Mole catching treatments with proven results
Moles are solitary animals only coming together for a short period to breed, they do not live in family groups and they certainly don’t get on with each other, what they will do though, is have interlocking territories shaped a bit like a Venn Diagram.
As moles move through their tunnel system they urinate and spread their scent around, when two or more territories overlap, the neighbouring mole will stop and test the scent to see if the other mole has been through its part of the system recently: if two moles meet in a run the result will be a savage fight, even to the death.
When we catch the mole that is causing you the problem, we have no way of knowing if another mole is nearby and waiting for the opportunity to take over the abandoned tunnel network, when we catch the first mole, we will leave the traps down to see if there are anymore running around. After a week without any catches we pull up the traps and end the treatment; if we don’t catch then you don’t get a bill.
Mole, molehills, and a labour of moles; questions frequently asked about moles
Do moles only live underground or do they sometimes come to the surface?

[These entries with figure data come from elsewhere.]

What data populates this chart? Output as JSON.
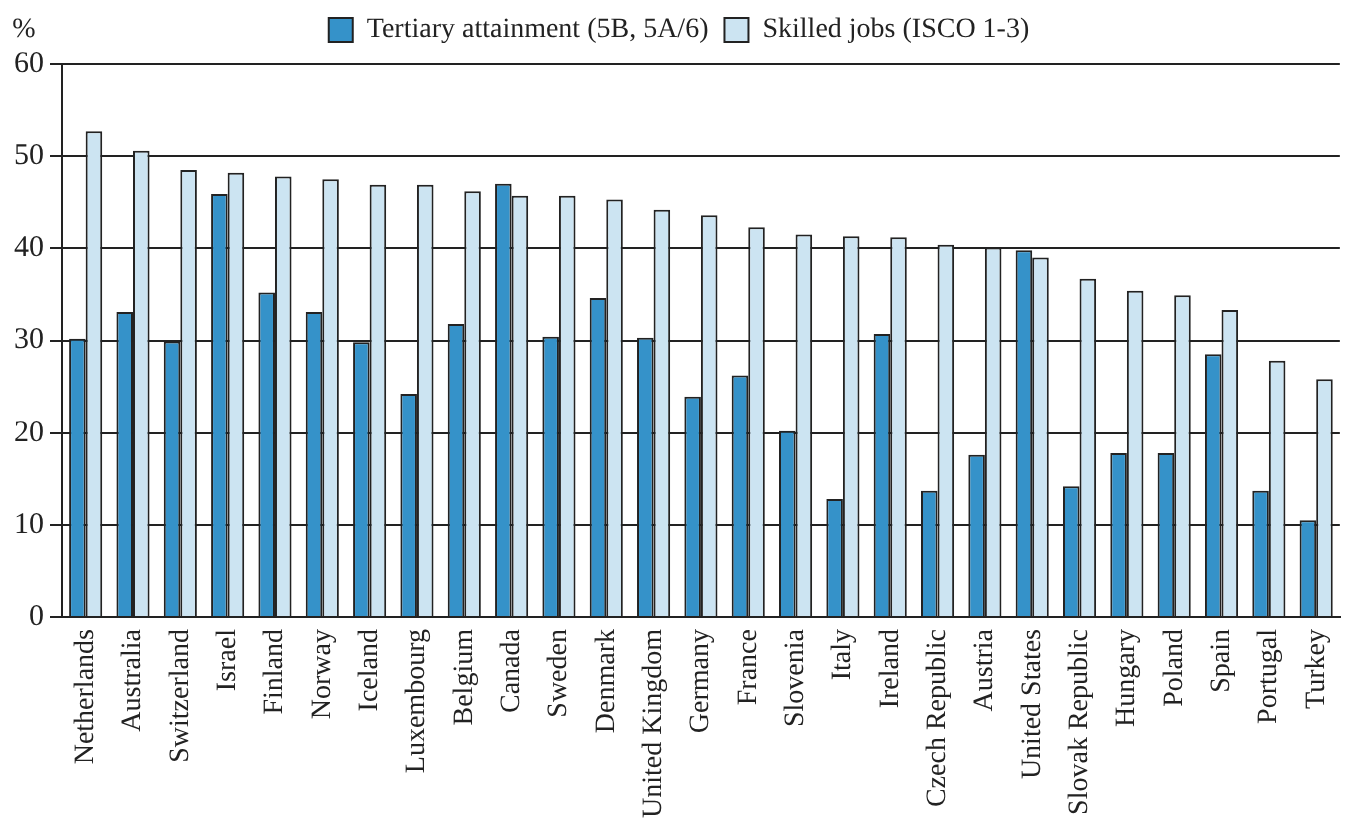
{
  "chart_data": {
    "type": "bar",
    "ylabel": "%",
    "categories": [
      "Netherlands",
      "Australia",
      "Switzerland",
      "Israel",
      "Finland",
      "Norway",
      "Iceland",
      "Luxembourg",
      "Belgium",
      "Canada",
      "Sweden",
      "Denmark",
      "United Kingdom",
      "Germany",
      "France",
      "Slovenia",
      "Italy",
      "Ireland",
      "Czech Republic",
      "Austria",
      "United States",
      "Slovak Republic",
      "Hungary",
      "Poland",
      "Spain",
      "Portugal",
      "Turkey"
    ],
    "series": [
      {
        "name": "Tertiary attainment (5B, 5A/6)",
        "color": "#3592c9",
        "values": [
          30.2,
          33.1,
          29.9,
          45.9,
          35.2,
          33.1,
          29.8,
          24.2,
          31.8,
          47.0,
          30.4,
          34.6,
          30.3,
          23.9,
          26.2,
          20.2,
          12.8,
          30.7,
          13.7,
          17.6,
          39.8,
          14.2,
          17.8,
          17.8,
          28.5,
          13.7,
          10.5
        ]
      },
      {
        "name": "Skilled jobs (ISCO 1-3)",
        "color": "#cce4f2",
        "values": [
          52.7,
          50.6,
          48.5,
          48.2,
          47.8,
          47.5,
          46.9,
          46.9,
          46.2,
          45.7,
          45.7,
          45.3,
          44.2,
          43.6,
          42.3,
          41.5,
          41.3,
          41.2,
          40.4,
          40.1,
          39.0,
          36.7,
          35.4,
          34.9,
          33.3,
          27.8,
          25.8
        ]
      }
    ],
    "ylim": [
      0,
      60
    ],
    "yticks": [
      0,
      10,
      20,
      30,
      40,
      50,
      60
    ],
    "grid": "y",
    "legend": "top"
  }
}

Moles are found throughout Berkshire and can live in rural or urban areas; they are extraordinary animals that spend almost all of their lives underground in their mole runs rarely venturing above ground. The young will disperse from their mothers’ nest in June to find territories of their own and may be seen above ground travelling to a new area during the months of June and July.
Do moles live in family groups?
Moles will generally live a solitary life only coming together in the spring to mate, there is some evidence to support the theory that they tolerate the shared use of some tunnels that connect feeding grounds or overlap territories as we often report two catches in a double ended duffus style trap. For some reason, the name for a group of moles is called a 'labour' - the only time that you'll ever find a group would be when the mother mole has her pups with her.
Why do moles make molehills?
Digging mole runs and pushing the excavated dirt up through mole hills is a herculean task and consumes a great deal of calories, the tunnels are used for moving through the area and for collecting insects, larvae and worms that fall into them. Molehills form when the mole has to eject debris like stones out of the working run.
How do moles live if they are completely in the dark, how do they know when to sleep?
Moles will 'work' or patrol their territory for a four-hour period until they are full, they will then rest for another four hours and on wakening begin the cycle of activity again. For this reason we do not advocate the use of so called "humane" traps for moles; the mole has a very quick metabolism and unless you check the traps every hour then the mole will literally starve to death. There is no point in catching a mole in this strict lifecycle and holding it for what maybe several hours or more, seriously weakening the animal which may then be released as a 'humane' gesture into what should be considered hostile territory as any mole encountered in this new area will fight to the death to defend its territory.